Let us take an example to understand how we can apply the above observation to solve the problem.
Let A = [1, 1, -1, 1, 1, -1, -1]
So, we start from A_1 and note that A_1 is equal A_2.
So the maximal subarray starting from 1 will be [1] itself.
Now, we go to A_2, we can see that A_2, A_3, A_4 have different signs, and A_4 has same sign as A_5.
So the maximal subarray starting from index 2 will be [1, -1, 1].
So, we break the array into several parts such that each part is maximal alternating subarray. In our example, the parts will be
[1] [1, -1, 1] [1, -1], [-1]
We can formalize the above idea to write a pseudo code to break an array into various parts of maximal alternating subarrays.

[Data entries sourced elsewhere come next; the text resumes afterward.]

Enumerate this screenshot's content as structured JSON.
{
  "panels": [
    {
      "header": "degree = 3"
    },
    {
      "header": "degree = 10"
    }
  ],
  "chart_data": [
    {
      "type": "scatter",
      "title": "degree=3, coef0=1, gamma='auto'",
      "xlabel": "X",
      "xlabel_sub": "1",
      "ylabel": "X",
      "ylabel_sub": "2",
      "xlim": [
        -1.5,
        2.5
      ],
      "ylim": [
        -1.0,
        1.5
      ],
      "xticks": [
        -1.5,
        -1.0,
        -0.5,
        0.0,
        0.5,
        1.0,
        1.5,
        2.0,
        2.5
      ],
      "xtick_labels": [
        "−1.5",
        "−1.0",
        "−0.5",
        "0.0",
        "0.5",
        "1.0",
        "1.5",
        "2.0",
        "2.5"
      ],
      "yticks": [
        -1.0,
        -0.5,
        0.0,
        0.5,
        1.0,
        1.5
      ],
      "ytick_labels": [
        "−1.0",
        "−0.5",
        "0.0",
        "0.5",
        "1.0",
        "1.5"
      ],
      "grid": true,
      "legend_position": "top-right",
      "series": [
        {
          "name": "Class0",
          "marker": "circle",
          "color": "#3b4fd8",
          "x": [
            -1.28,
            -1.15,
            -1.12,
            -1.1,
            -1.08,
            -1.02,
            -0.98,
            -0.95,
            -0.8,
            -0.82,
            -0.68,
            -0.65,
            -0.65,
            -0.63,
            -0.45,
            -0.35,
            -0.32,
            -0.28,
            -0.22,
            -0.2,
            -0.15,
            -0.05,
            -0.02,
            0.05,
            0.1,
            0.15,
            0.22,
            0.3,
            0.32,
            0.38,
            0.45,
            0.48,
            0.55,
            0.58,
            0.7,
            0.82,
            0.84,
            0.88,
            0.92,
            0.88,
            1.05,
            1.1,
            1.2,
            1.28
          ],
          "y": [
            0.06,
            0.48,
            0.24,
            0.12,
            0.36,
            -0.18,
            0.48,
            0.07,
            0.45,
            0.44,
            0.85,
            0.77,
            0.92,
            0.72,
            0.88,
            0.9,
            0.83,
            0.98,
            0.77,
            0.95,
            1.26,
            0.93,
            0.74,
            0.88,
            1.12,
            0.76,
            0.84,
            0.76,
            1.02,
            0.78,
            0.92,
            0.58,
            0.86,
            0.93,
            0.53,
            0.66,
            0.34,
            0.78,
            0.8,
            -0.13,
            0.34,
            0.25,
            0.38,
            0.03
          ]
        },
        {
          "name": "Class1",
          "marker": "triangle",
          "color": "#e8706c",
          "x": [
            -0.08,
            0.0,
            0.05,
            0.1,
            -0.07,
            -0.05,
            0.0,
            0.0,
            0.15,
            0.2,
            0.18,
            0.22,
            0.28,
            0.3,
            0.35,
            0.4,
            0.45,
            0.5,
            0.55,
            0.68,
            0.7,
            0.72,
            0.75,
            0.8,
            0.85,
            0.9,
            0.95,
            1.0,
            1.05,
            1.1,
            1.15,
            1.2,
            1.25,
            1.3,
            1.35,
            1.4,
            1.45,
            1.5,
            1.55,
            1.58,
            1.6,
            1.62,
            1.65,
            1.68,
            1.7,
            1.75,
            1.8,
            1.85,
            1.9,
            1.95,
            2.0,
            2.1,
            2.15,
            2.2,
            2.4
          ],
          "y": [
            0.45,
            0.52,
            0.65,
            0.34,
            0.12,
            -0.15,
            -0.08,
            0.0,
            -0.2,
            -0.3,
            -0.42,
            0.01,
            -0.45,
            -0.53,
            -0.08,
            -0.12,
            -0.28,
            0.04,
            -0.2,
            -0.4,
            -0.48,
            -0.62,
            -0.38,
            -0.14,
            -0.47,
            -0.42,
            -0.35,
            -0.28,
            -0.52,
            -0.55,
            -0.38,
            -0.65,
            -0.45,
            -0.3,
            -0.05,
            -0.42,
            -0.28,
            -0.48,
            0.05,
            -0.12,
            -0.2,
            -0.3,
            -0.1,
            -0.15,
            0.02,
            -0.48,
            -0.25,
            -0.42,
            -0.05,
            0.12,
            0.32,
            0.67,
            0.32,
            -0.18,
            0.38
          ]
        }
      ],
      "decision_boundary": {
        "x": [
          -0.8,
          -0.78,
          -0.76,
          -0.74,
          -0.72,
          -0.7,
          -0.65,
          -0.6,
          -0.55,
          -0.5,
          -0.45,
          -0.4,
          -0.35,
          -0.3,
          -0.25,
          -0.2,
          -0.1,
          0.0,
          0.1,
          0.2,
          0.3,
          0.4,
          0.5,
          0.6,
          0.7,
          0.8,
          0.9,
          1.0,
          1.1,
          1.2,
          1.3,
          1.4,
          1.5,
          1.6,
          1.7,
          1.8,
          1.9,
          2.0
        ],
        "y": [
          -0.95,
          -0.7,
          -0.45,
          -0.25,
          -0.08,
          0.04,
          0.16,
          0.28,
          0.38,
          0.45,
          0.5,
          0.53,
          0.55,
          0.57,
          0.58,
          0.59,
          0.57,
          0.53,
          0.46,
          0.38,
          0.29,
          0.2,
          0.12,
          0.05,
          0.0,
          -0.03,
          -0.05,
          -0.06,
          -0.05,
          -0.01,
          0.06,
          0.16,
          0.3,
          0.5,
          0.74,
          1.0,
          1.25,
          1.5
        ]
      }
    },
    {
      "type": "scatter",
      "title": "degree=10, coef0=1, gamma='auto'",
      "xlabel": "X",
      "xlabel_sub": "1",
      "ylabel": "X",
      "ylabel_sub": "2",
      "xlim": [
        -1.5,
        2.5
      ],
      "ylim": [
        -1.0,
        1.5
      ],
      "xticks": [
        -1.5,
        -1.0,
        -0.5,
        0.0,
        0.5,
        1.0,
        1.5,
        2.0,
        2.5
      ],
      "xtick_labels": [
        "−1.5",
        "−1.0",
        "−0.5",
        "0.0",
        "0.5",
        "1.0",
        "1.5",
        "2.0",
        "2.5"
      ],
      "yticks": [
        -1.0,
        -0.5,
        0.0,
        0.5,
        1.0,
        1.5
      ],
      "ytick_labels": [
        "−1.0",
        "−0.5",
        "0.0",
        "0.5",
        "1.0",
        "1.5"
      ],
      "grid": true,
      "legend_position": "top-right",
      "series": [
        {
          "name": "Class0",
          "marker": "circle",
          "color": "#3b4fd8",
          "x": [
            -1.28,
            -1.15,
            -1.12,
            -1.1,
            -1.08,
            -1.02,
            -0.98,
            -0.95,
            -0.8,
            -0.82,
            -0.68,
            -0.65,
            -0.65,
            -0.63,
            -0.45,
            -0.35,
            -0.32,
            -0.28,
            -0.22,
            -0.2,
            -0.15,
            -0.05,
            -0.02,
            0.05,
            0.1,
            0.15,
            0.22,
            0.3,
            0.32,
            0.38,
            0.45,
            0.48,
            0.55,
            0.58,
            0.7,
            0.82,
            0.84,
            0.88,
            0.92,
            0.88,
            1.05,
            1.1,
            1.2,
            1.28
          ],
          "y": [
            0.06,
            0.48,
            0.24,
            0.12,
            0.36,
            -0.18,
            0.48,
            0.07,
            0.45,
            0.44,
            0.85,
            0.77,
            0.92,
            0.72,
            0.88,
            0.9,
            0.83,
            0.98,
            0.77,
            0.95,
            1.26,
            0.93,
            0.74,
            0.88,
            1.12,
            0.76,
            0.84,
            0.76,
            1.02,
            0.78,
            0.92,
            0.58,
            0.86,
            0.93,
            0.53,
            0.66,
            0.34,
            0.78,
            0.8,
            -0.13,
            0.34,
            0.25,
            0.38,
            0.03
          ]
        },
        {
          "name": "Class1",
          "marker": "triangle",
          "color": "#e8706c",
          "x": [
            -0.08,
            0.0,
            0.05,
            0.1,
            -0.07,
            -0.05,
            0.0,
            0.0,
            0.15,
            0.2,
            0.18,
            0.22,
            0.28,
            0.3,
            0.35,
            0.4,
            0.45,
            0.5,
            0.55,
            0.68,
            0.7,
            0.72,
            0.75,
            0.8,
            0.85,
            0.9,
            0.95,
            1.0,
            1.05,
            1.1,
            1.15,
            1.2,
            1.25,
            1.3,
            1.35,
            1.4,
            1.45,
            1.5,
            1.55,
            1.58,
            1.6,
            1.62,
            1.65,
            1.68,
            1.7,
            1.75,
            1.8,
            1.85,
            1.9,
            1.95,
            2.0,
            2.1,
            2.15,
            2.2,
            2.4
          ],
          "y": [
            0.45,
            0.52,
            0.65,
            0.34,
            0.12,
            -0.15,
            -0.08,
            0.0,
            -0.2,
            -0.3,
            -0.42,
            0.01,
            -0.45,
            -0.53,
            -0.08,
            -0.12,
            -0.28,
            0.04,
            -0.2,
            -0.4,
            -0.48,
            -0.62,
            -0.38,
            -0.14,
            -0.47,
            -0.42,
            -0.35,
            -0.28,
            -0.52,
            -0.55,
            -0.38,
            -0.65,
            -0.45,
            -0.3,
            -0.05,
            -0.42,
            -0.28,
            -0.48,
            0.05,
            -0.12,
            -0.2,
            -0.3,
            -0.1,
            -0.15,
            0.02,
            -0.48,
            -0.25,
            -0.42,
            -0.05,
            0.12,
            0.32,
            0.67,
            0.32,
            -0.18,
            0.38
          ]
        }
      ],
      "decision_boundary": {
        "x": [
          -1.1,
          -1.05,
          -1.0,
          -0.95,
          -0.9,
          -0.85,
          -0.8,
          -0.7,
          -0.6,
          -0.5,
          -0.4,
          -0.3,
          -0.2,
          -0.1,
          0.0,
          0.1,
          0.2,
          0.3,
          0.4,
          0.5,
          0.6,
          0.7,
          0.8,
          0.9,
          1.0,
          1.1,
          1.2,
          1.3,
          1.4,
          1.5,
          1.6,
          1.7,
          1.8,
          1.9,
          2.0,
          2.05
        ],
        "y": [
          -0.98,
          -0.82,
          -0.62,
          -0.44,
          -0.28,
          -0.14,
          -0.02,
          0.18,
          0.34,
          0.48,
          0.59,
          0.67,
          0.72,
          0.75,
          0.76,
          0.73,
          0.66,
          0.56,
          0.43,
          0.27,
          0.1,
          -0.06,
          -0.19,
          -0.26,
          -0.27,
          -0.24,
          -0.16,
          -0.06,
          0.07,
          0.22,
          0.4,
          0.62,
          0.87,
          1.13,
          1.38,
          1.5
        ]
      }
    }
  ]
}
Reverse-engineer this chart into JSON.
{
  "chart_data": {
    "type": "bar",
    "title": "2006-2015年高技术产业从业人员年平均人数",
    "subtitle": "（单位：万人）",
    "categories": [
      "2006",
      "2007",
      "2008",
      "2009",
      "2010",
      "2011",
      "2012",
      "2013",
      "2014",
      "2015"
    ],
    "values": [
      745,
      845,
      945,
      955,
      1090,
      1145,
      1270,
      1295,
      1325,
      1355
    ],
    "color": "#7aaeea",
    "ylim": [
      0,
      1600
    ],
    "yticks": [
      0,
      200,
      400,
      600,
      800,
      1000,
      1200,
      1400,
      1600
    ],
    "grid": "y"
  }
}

vector<vector<int> > parts;
vector<int> curPart;
subpart.push_back(a[0]);
for (int i = 1; i < n; i++) {
// If signs of current and previous number are different,
// then it means that we can extend the current part.
if (a[i] * a[i - 1] == -1) {
curPart.push_back(a[i]);
} else {
// We add the curPart into parts.
parts.push_back(curPart);
}
}
// Check at the end whether the curPart has non-zero length or not.
// If it has, then add curPart into parts.
if (curPart.size() > 0) {
parts.push_back(subpart);
}
Now, let us find the length of longest alternating subarray ending at each index i for our example subarray A.
We get [1] [3, 2, 1], [2, 1], [1]
So, this means that for an maximal alternating subarray of length L, the answers (length of longest alternating subarray start from that index) will be L, L-1, \dots, 1.
We can use this idea to solve our problem.
// i denotes the current index of array at which we currently are.
int i = 1;
for (vector<int> curPart : parts) {
int L = curPart.size();
while (L > 0) {
answer[i] = L;
// increment i
i++;
// decrement L
L--;
}
}
// Note the fact that we didn't use the explicit values of curPart, only its size matter.
Dynamic programming based Solution
You can also solve the problem by a very simple dp.
Let len[i] denote the maximum length of alternating subarray starting at position i.
We can observer that if a[i] and a[i + 1] has opposite signs, then len[i] will be 1 more than len[i + 1].
Otherwise in the case when they have same sign, then len[i] will be just 1.
len[N] = 1;
for (int i = N - 1; i >= 1; i--) {
// a[i] and a[i + 1] have different signs.
// Note that the a[i] can go upto 10^9,
// So if a is stored in int data type, then the a[i] * a[i + 1] might not fit in int.
// So, we cast it to long long
if (a[i] * (long long) a[i + 1]< 0) {
len[i] = len[i + 1] + 1;
} else {
len[i] = 1;
}
}
Time Complexity:
As we have seen in both the solutions we have to iterate over the array A only once or constant number of times. So, time complexity of the algorithm will be \mathcal{O}(N) which will easily fit in time with N = 10^5 and T = 10.